On 14 March 1484, Ivan III included Yugra in his title for the first time, which established Russian power over Yugra. In the spring of 1484, the princes of Yugra swore allegiance to Ivan III.

===1499–1500===
The largest campaign of Russian troops against Yugra was carried out in 1499–1500. According to information in razriady (register books), over four thousand people took part in the campaign under the command of Semyon Kurbsky, Pyotr Ushaty, and Vasily Ivanovich. The army used skis during battle.

Under the year 7007 (1499), the Grand Princely Chronicle says:

In the same year, the grand prince sent his voivodes Prince Semyon Fyodorovich Kurbsky, Prince Pyotr Fyodorovich Ushaty, and Vasily Brazhnik, with a force from Ustyug, the Dvina, the Vychegda and Vyatka to Yugra and the Gogulichs. And they, having went, took the towns and conquered the land, and having captured the princes, brought them to Moscow, and other princes and local people they made swear an oath, according to their faith, to the grand prince, and other princes and many Yugrians and Gogulichs they killed there. And they came to Moscow to the grand prince all healthily in the year 7008, in March. (Note: Того же лета послал князь великий воевод своих, князя Семена Федоровича Курбского, да князя Петра Федоровича Ушатого, да Василья Бражника с силою с Устюжаны, и з Двинианы, и с Вытчане, и с Вятчане на Югорскую землю и на Гогулыч. Они же, шедше, городы поимаша, и землю повоеваша, и князей, поимав, приведоша на Москву, а иных князей и земских людей к роте приведоша по их вере за великого князя, а иных князей и многих людей Югричь и Гогулыч тамо побиша. И приидоша на Москву к великому князю все здоровы лета 7008-го, Марта.)
— Grand Princely Chronicle

The Vologda-Perm Chronicle contains additional information, including the exact dates of departure:

In the year 7000 on the seventh, of March at 12, the grand prince... sent his military leaders, Prince Semyon Fyodorovich Kurbsky, Prince Pyotr Fyodorovich Ushaty, and Vasily Ivanovich Brazhnik to the Novgorodian land to Kada and to the Gogulichs. And with them, people from Ustyug, Vyatka, Perm, the Dvina, the Vaga, and the Pechora. (Note: В лето 7000 седьмого, Марта в 12, князь великий... послал воевод своих ратью, князя Семена Федоровича Курбского, да князя Петра Федоровича Ушатого, да Василия Ивановича Бражника в Новгородскую землю в Каду и на Готлугу.

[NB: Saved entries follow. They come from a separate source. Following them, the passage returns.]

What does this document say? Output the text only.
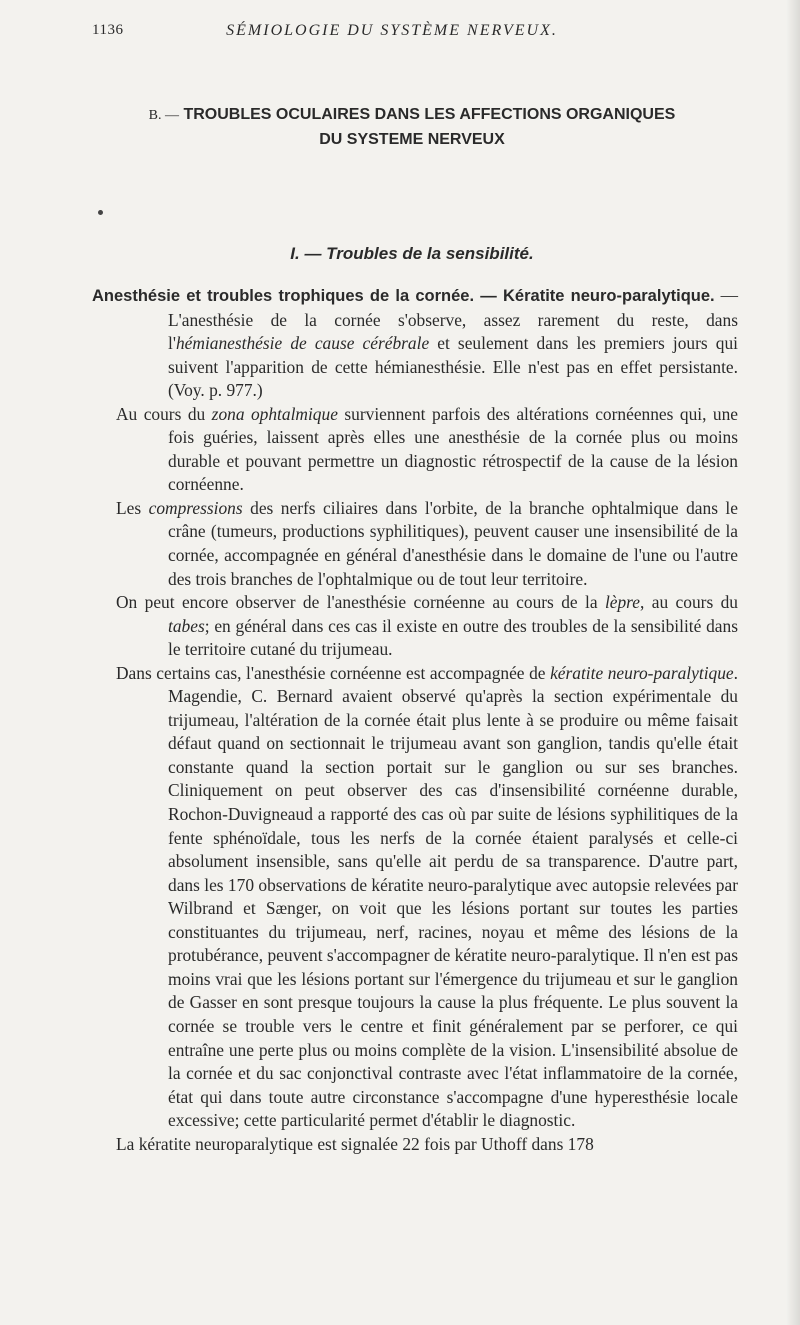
1136	SÉMIOLOGIE DU SYSTÈME NERVEUX.
B. — TROUBLES OCULAIRES DANS LES AFFECTIONS ORGANIQUES
DU SYSTEME NERVEUX
I. — Troubles de la sensibilité.

Anesthésie et troubles trophiques de la cornée. — Kératite neuro-paralytique. — L'anesthésie de la cornée s'observe, assez rarement du reste, dans l'hémianesthésie de cause cérébrale et seulement dans les premiers jours qui suivent l'apparition de cette hémianesthésie. Elle n'est pas en effet persistante. (Voy. p. 977.)

Au cours du zona ophtalmique surviennent parfois des altérations cornéennes qui, une fois guéries, laissent après elles une anesthésie de la cornée plus ou moins durable et pouvant permettre un diagnostic rétrospectif de la cause de la lésion cornéenne.

Les compressions des nerfs ciliaires dans l'orbite, de la branche ophtalmique dans le crâne (tumeurs, productions syphilitiques), peuvent causer une insensibilité de la cornée, accompagnée en général d'anesthésie dans le domaine de l'une ou l'autre des trois branches de l'ophtalmique ou de tout leur territoire.

On peut encore observer de l'anesthésie cornéenne au cours de la lèpre, au cours du tabes; en général dans ces cas il existe en outre des troubles de la sensibilité dans le territoire cutané du trijumeau.

Dans certains cas, l'anesthésie cornéenne est accompagnée de kératite neuro-paralytique. Magendie, C. Bernard avaient observé qu'après la section expérimentale du trijumeau, l'altération de la cornée était plus lente à se produire ou même faisait défaut quand on sectionnait le trijumeau avant son ganglion, tandis qu'elle était constante quand la section portait sur le ganglion ou sur ses branches. Cliniquement on peut observer des cas d'insensibilité cornéenne durable, Rochon-Duvigneaud a rapporté des cas où par suite de lésions syphilitiques de la fente sphénoïdale, tous les nerfs de la cornée étaient paralysés et celle-ci absolument insensible, sans qu'elle ait perdu de sa transparence. D'autre part, dans les 170 observations de kératite neuro-paralytique avec autopsie relevées par Wilbrand et Sænger, on voit que les lésions portant sur toutes les parties constituantes du trijumeau, nerf, racines, noyau et même des lésions de la protubérance, peuvent s'accompagner de kératite neuro-paralytique. Il n'en est pas moins vrai que les lésions portant sur l'émergence du trijumeau et sur le ganglion de Gasser en sont presque toujours la cause la plus fréquente. Le plus souvent la cornée se trouble vers le centre et finit généralement par se perforer, ce qui entraîne une perte plus ou moins complète de la vision. L'insensibilité absolue de la cornée et du sac conjonctival contraste avec l'état inflammatoire de la cornée, état qui dans toute autre circonstance s'accompagne d'une hyperesthésie locale excessive; cette particularité permet d'établir le diagnostic.

La kératite neuroparalytique est signalée 22 fois par Uthoff dans 178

А с ними Устожане, Вятчане, Пермян, Двиняне, Важане, Печаняне.)
— Vologda-Perm Chronicle

==Aftermath==
Sigismund von Herberstein, an ambassador of the Holy Roman Empire sent to Russia in 1517 and 1526, referred to a "Russian road guide" that came into his possession for geographical data on the northern Urals and Siberia, which indicated that the territories were well known at the time.

In 1556, following the recognition of Russian authority over the Khanate of Sibir, a letter from Ivan the Terrible was sent to the princes of Yugra, in which the land was called "our patrimony", indicating that Moscow considered Yugra to be part of the Russian state, according to the political terminology of the time. By the end of the 16th century, northwest Siberia became part of the Tsardom of Russia. The Russian campaign in Siberia, spearheaded by the Cossacks, and the founding of new cities, including Tyumen in 1586, Tobolsk in 1587, Berezovo in 1593, and Surgut in 1594, completed the process of integrating the tribes into the state.

==Bibliography==
- Alekseyev, Yury Georgiyevich (2009). "Походы русских войск при Иване III"
- Forsyth, James (1994). "A History of the Peoples of Siberia: Russia's North Asian Colony 1581-1990"
- Naumov, Igor V. (2006). "The History of Siberia"
- Puzanov, V. D. (2014). "Русские походы в Югру XI - XVI вв."